Estava tudo uma merda.

Se aproximou silenciosamente de um aglomerado de aurores. Apesar de serem desconhecidos, havia uma aura de companheirismo e lealdade entre eles. Lutaram juntos, salvaram a vida um do outro, e compartilhavam histórias que até mesmo os bruxos mais destemidos duvidariam. Estavam sentados, conversando, e dividiam um pedaço de torta envelhecida. O garoto ficou de pé, recostado sobre uma sólida rocha. Ninguém olhou para ele.

— Ibiki mandou um patrono, estão rastreando alguns Comensais na Irlanda, e mandarão o terceiro esquadrão. Por enquanto ficaremos aqui até de manhã, e depois iremos para a Escandinávia. Parece que temos um informante por lá. – fez uma careta indiscreta que deixava seu rosto mais enrugado. Naruto não lembrava o nome dele, mas tinha cabelos protuberantes na testa e uma cicatriz amedrontadora que percorria todo seu pescoço. Encarando a cicatriz, Naruto quase não acompanhou a conversa, e ficou abertamente surpreso quando ouviu que iriam para a Escandinávia. Ele nunca havia mais longe que Manchester, e, de repente, estava conhecendo toda a costa oeste da Europa.

— Faz tempo que não volto para casa. – comentou um cara grande, de tapa-olho, com a voz grossa e rude. Naruto se surpreendeu por ele dizer “casa” – O que foi, Uzumaki? Parece indignado. – o loiro se surpreendeu quando perguntaram algo diretamente a ele, e procurou não ficar nervoso. Entre os bruxos ali, era o mais novo e o mais inexperiente.

— Nunca fui à Escandinávia. – respondeu, dando de ombros, e uma das garotas, mais alta que ele, na esquerda, o fitou compreensivamente.

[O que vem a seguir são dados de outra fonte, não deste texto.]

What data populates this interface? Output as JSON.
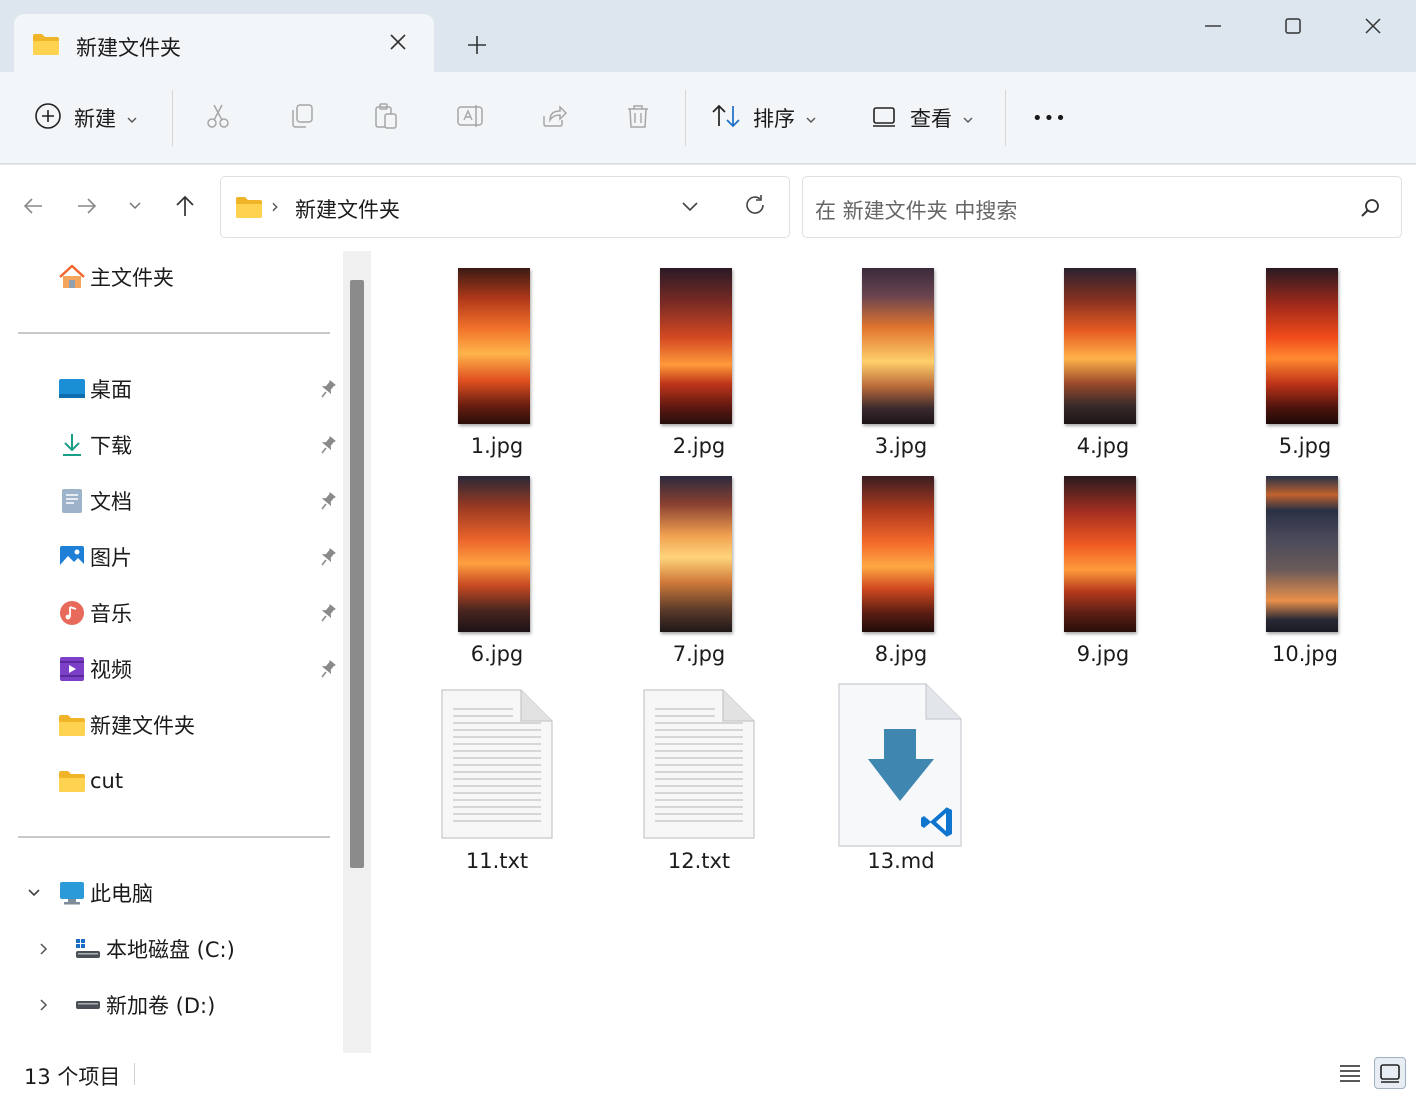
{
  "tab": {
    "title": "新建文件夹",
    "close_icon": "close-icon",
    "new_tab_icon": "plus-icon"
  },
  "window": {
    "minimize": "minimize-icon",
    "maximize": "maximize-icon",
    "close": "close-icon"
  },
  "commandbar": {
    "new_label": "新建",
    "sort_label": "排序",
    "view_label": "查看",
    "more_label": "•••"
  },
  "address": {
    "separator": "›",
    "path": "新建文件夹"
  },
  "search": {
    "placeholder": "在 新建文件夹 中搜索"
  },
  "sidebar": {
    "home": "主文件夹",
    "quick": [
      {
        "label": "桌面",
        "icon": "desktop-icon",
        "pinned": true
      },
      {
        "label": "下载",
        "icon": "download-icon",
        "pinned": true
      },
      {
        "label": "文档",
        "icon": "documents-icon",
        "pinned": true
      },
      {
        "label": "图片",
        "icon": "pictures-icon",
        "pinned": true
      },
      {
        "label": "音乐",
        "icon": "music-icon",
        "pinned": true
      },
      {
        "label": "视频",
        "icon": "videos-icon",
        "pinned": true
      },
      {
        "label": "新建文件夹",
        "icon": "folder-icon",
        "pinned": false
      },
      {
        "label": "cut",
        "icon": "folder-icon",
        "pinned": false
      }
    ],
    "this_pc": "此电脑",
    "drives": [
      {
        "label": "本地磁盘 (C:)",
        "icon": "system-drive-icon"
      },
      {
        "label": "新加卷 (D:)",
        "icon": "drive-icon"
      }
    ]
  },
  "files": [
    {
      "name": "1.jpg",
      "type": "image"
    },
    {
      "name": "2.jpg",
      "type": "image"
    },
    {
      "name": "3.jpg",
      "type": "image"
    },
    {
      "name": "4.jpg",
      "type": "image"
    },
    {
      "name": "5.jpg",
      "type": "image"
    },
    {
      "name": "6.jpg",
      "type": "image"
    },
    {
      "name": "7.jpg",
      "type": "image"
    },
    {
      "name": "8.jpg",
      "type": "image"
    },
    {
      "name": "9.jpg",
      "type": "image"
    },
    {
      "name": "10.jpg",
      "type": "image"
    },
    {
      "name": "11.txt",
      "type": "text"
    },
    {
      "name": "12.txt",
      "type": "text"
    },
    {
      "name": "13.md",
      "type": "markdown"
    }
  ],
  "status": {
    "count_text": "13 个项目"
  },
  "colors": {
    "accent": "#1c6ec4",
    "folder": "#f5c242",
    "fire": "#f25a1a",
    "md_arrow": "#3f86b0",
    "vscode": "#0f75cf"
  }
}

— Não? – o da cicatriz repetiu, genuinamente surpreso – Então não sabe para onde vamos? – Naruto balançou a cabeça negativamente, aguardando – Vamos para Durmstrang. – Naruto conhecia muito pouco da segunda das três escolas de magia europeias, e a localização não estava entre os requisitos. Pelo que ouvira, Durmstrang cultivava músculos, resistência e brutamontes, o que explicaria o cara do tapa-olho e, sendo sincero, um terço dos bruxos com quem estava viajando.

— Da onde você veio, moleque? – um terceiro cara perguntou. Era baixinho, talvez um ou dois palmos a mais que Naruto, e estava sempre com um canivete trouxa preso ao cinto. Era mais fácil identificá-los pelas características, enquanto não aprendia os sobrenomes. Depois de algumas semanas, Naruto queria ser capaz de saber seus nomes, mas tinha outras coisas na mente, o distraindo sempre.

— Hogwarts. – o Uzumaki fingiu não ver uma ou duas caretas, e não sabia que a escola era tão mal vista.

— Isso explica muita coisa. – resmungou o cara do canivete, que havia perguntado – Qual sua Casa?

— Sou da Grifinória. – Naruto respondeu com certo orgulho, inflando o peito. Havia uma espécie de honra em falar sobre sua antiga Casa. Como mostrar ao mundo que, um dia, ele pertenceu a um lugar de pessoas bondosas, leais e altruístas.

— Hunf. – o do canivete bufou, parecendo ofendido, e Naruto não entendeu. Resolveu dar as costas, afastando-se do curioso grupo. Há algum tempo que se dava melhor sozinho.

Sentou-se próximo a uma das portas de acesso, onde estava mais frio, e agradeceu por seu suéter extra embaixo da grossa capa. Mexeu na neve com os pés, e era como ponta de cotonete. Não havia nenhum tipo de beleza romântica ou surreal, apenas água congelada e fofa. Naruto não culpou a natureza – não conseguia ver muita beleza ultimamente.

Encarava o horizonte escuro quando sentiu alguém se sentar do seu lado. Não se virou, mas notou que era uma garota, a mesma que o olhara compassivamente há poucos minutos. Olhando de perto, conseguia enxergar algumas sardas e os dentes da frente sobressalentes, mas ela era bonita. Os fios eram ralos, presos para trás, os resquícios do que teria sido um cabelo cheio e brilhante. Parecia liso demais para preencher seu rosto esticado. Ela era miúda, quase como uma criança, o que não explicava a altura, como se ela tivesse sido repuxada pelos braços e pernas quando mais nova.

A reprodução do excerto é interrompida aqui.